Obama Aims to Allay Concerns About Terror-Fighting Strategy

WASHINGTON (AP) —

Fears of terrorism are hanging over America, so President Barack Obama is planning a series of events this week aimed at trying to allay concerns about his strategy for stopping the Islamic State group abroad and its sympathizers at home.

Obama’s visits to the Pentagon and the National Counterterrorism Center are part of a push to further explain his terrorism-fighting strategy, White House officials said, after a prime time Oval Office address last Sunday that critics said failed to do much to reassure the public. Another goal is to draw a contrast with Republican presidential candidate Donald Trump and his inflammatory remarks about Muslims. The Obama administration has warned that Trump’s rhetoric emboldens terrorists looking to pull the U.S. into a war with Islam.

“Terrorists like ISIL are trying to divide us along lines of religion and background,” Obama said Saturday in his weekly radio and Internet address, using an acronym for the terrorist group. “That’s how they stoke fear. That’s how they recruit.”

In the coming week, he said, “we’ll move forward on all fronts.”

The public relations campaign comes as the public is jittery about the specter of terrorism after the mass shooting in San Bernardino, California this month and the Paris attacks a few weeks before. Seven in 10 Americans rated the risk of a terrorist attack in the U.S. as at least somewhat high, according to an Associated Press-GfK poll. That was a sharp increase from the 5 in 10 who said that in January.

U.S. officials have insisted there are no specific, credible threats to the United States. But the apparent lack of warning before San Bernardino has fueled concerns about whether the U.S. has a handle on potential attacks, especially during high-profile times such as the end-of-year period.

Obama, who is scheduled to leave Friday for his annual family vacation in Hawaii, had to interrupt that trip in 2009 when a would-be attacker tried to blow up a plane on Dec 25.

Obama’s schedule includes a Monday stop at the Pentagon for a rare meeting outside the White House by his National Security Council, followed by a public update from the president about the fight against IS. White House press secretary Josh Earnest said Obama did not intend to announce any major changes in approach.
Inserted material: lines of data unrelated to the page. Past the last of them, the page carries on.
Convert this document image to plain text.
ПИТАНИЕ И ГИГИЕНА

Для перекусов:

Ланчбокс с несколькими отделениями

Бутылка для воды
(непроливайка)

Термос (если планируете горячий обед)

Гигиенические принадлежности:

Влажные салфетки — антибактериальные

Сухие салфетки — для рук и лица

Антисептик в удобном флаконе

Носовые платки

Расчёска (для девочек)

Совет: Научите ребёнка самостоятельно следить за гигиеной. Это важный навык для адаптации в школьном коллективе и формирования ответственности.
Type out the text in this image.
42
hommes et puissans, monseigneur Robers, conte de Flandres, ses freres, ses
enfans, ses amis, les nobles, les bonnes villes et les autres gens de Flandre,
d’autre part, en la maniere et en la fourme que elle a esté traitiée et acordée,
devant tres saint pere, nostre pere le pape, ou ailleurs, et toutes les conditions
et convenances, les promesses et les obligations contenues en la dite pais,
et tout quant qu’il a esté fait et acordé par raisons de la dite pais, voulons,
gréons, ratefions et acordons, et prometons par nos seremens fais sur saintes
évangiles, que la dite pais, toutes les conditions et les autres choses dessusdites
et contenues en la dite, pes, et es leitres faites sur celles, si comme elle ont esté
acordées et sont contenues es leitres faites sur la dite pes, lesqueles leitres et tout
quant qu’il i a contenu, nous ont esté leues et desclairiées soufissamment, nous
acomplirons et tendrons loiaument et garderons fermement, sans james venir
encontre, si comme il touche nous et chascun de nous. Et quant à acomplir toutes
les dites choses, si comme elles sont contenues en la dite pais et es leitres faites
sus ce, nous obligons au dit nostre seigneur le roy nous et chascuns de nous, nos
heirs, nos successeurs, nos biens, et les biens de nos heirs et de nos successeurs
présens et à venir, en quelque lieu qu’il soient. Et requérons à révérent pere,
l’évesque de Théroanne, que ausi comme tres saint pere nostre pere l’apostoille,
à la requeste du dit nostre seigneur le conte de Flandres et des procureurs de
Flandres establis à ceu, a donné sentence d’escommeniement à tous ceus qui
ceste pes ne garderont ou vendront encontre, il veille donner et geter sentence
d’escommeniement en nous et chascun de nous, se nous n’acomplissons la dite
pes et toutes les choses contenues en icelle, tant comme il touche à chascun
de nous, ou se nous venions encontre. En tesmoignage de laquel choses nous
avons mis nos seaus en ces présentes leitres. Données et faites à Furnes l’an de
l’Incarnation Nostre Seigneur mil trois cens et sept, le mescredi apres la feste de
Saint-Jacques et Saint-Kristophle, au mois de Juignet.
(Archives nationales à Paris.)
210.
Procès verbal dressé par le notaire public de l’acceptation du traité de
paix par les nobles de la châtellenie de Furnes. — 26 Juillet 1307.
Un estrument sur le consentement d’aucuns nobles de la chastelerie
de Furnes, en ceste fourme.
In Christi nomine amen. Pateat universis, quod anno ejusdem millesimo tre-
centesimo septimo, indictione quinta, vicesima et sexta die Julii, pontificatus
On Thursday, at the National Counterterrorism Center, which analyzes intelligence at its facility in suburban Virginia, Obama plans to address reporters after a briefing by intelligence and security agencies on threat assessments. Obama receives a similar briefing each year before the holidays.

Despite Obama’s reassurances, Republicans say Obama has failed to grasp the severity of the risk. Rep. Will Hurd, R-Texas, said the threat from IS and other terrorist groups presents “a clear and present danger to the United States.”

“We can’t contain this threat. We have to defeat it,” Hurd said in the weekly GOP address. “To defeat ISIS, we have to be in this for the long haul.”